Do not install the SQL Server Database Engine on a domain controller or on the same box as IIS. Reporting Services in SQL Server 2008 no longer requires IIS. If you’re using Reporting Services often and you’re exposing it to the Internet, Microsoft recommends that you move it to its own machine.

While you can get the details about service accounts on MSDN (look for ‘‘Setting Up Windows Service Accounts’’), this solution provides only the points that you need to know. Up to 10 services are part of SQL Server 2008, depending on what you install. If you install more than one instance, that is up to 10 per instance. For maximum security, use a different local Windows login for each account, instead of sharing a single account locally. Local Windows logins are safer than domain logins, but they are more trouble because you have to keep up with more logins.

Although Microsoft’s suggestion is to use separate local accounts for each service, most companies use a single domain login account for all services, using the minimum security settings. Some things can only be done when the service is running under a domain account, for example:

1. Remote procedure calls

2. Replication

3. Backing up to network drives

4. Heterogeneous joins that involve remote data sources

5. SQL Server Agent mail features and SQL Server Mail

As mentioned earlier, most companies use a single domain account for all services on all production servers. This makes maintenance easier; for instance, you have to set up only a single file share with permissions for backing up to a network drive. There are several kinds of service accounts you can choose from:

a. Domain account: This is an active directory domain account that you create and is the preferred account type for SQL Server services needing network access.

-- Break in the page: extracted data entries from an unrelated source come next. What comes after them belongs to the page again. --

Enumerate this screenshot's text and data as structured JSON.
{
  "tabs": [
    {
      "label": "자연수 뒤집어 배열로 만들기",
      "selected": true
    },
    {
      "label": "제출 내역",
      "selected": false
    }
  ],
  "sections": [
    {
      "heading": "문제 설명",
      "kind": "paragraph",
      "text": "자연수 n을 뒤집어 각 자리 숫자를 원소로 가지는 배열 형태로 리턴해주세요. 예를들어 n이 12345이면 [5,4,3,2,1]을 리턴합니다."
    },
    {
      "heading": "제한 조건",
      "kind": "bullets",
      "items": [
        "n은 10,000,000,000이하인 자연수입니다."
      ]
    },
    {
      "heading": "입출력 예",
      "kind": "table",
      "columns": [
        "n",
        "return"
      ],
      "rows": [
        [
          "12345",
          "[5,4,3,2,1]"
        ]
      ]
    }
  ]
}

b. Local System account: This is a highly privileged account you should not use for services.

c. Local Service account: This is a special, preconfigured account that has the same permissions as members of the Users group. Network access is done as a null session with no credentials.

d. Network Service account: This account is the same as the Local Service Account, except that network access is allowed, credentialed as the computer account. Do not use this account for SQL Server or SQL Agent Service accounts.

e. Local Server account: This is a local Windows account that you create. This is the most secure method you can use for services that do not need network access.

If you are making any changes to properties related to a SQL Server Service, do not use Windows Services dialogs.

For example, suppose the password for a domain Windows account for your SQL Service has been changed. You need to change the stored password for the SQL Service. Although this can be done via Windows Administrative Tools, you should always use SQL Server Configuration Manager to manage the services associated with SQL Server.